O advogado do Núcleo de Advocacia Racial do Instituto do Negro de Alagoas, Pedro Gomes, argumenta que a denúncia distorce a legislação sobre racismo. Ele afirma que as ações discriminatórias previstas na lei devem ser direcionadas a pessoas ou grupos que sofrem tratamento discriminatório por motivo de cor, etnia, religião, ou origem geográfica, e que não podem ser aplicadas a italianos ou outras etnias que não possuem histórico de discriminação.
Para Gomes, a legislação não prevê o conceito de “racismo reverso”, ou seja, não há amparo jurídico para a aplicação do crime de racismo em situações envolvendo pessoas que não são historicamente alvo de discriminação.
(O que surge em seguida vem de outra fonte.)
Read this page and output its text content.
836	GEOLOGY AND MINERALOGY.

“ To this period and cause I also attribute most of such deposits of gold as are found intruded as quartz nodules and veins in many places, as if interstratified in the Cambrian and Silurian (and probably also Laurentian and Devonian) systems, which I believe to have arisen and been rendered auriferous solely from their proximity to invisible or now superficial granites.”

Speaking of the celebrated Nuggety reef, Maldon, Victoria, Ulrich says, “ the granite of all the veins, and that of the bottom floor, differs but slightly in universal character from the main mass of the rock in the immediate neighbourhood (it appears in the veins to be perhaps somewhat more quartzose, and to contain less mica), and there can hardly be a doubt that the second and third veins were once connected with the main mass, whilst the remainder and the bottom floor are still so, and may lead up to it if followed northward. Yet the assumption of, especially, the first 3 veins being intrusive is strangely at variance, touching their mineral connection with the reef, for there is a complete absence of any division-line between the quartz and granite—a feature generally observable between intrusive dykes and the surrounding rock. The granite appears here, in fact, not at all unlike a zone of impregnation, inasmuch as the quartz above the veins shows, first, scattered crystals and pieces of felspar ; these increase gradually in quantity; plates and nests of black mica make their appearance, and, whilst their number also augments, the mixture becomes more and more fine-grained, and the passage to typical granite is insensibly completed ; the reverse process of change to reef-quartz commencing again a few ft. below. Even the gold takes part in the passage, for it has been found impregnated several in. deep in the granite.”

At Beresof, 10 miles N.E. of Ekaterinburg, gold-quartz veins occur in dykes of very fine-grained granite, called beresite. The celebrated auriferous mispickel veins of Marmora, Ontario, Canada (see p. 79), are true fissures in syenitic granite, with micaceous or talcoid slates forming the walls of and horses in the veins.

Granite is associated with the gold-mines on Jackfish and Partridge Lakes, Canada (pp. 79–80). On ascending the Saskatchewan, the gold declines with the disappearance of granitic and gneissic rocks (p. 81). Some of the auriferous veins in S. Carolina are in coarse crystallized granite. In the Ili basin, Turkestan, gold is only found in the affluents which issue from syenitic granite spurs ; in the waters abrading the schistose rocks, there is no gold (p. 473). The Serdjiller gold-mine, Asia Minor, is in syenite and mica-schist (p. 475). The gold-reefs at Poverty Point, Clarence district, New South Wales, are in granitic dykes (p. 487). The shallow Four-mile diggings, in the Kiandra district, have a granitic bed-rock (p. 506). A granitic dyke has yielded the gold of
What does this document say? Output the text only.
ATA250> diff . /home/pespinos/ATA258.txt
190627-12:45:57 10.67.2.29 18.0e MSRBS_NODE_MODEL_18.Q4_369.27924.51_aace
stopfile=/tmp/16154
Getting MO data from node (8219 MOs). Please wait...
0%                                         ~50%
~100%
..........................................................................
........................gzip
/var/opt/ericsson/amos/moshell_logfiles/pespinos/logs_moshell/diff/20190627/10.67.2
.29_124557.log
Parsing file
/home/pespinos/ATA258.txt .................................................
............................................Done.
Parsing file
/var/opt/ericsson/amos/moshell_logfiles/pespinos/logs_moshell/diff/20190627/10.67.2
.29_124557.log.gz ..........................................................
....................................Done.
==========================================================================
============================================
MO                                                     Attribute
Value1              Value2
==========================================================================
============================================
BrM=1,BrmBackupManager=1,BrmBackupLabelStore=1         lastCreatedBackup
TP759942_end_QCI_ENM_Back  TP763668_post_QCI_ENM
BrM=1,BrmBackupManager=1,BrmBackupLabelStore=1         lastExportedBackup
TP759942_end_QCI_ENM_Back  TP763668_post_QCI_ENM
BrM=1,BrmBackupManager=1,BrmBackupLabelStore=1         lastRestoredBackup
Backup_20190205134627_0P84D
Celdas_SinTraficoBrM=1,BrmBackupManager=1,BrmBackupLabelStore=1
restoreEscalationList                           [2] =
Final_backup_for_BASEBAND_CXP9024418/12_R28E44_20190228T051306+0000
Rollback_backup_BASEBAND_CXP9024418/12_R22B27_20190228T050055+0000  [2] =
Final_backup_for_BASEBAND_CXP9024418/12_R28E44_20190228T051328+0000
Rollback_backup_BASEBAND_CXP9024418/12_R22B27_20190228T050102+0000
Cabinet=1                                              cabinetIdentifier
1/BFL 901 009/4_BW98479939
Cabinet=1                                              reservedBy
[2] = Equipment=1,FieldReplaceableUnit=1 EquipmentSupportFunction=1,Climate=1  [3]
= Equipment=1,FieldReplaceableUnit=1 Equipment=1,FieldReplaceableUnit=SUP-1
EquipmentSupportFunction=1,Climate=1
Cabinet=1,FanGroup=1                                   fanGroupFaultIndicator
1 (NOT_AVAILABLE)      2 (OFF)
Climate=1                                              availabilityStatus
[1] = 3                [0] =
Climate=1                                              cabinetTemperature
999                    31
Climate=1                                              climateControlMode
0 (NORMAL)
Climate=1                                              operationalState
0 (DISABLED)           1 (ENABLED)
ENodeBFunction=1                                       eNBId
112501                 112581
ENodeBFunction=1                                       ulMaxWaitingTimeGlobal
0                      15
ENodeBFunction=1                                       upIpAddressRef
O Instituto do Negro pretende trabalhar pelo arquivamento da ação, alegando que a denúncia pode estar deturpando a lei que tem importância tanto para o povo negro quanto para a sociedade como um todo.
A Agência Brasil entrou em contato com o Ministério Público de Alagoas em busca de posicionamento sobre o caso. A denúncia e a controvérsia gerada em torno dela revelam a complexidade e sensibilidade envolvidas em assuntos relacionados à discriminação e racismo, exigindo cuidado na interpretação e aplicação da legislação pertinente.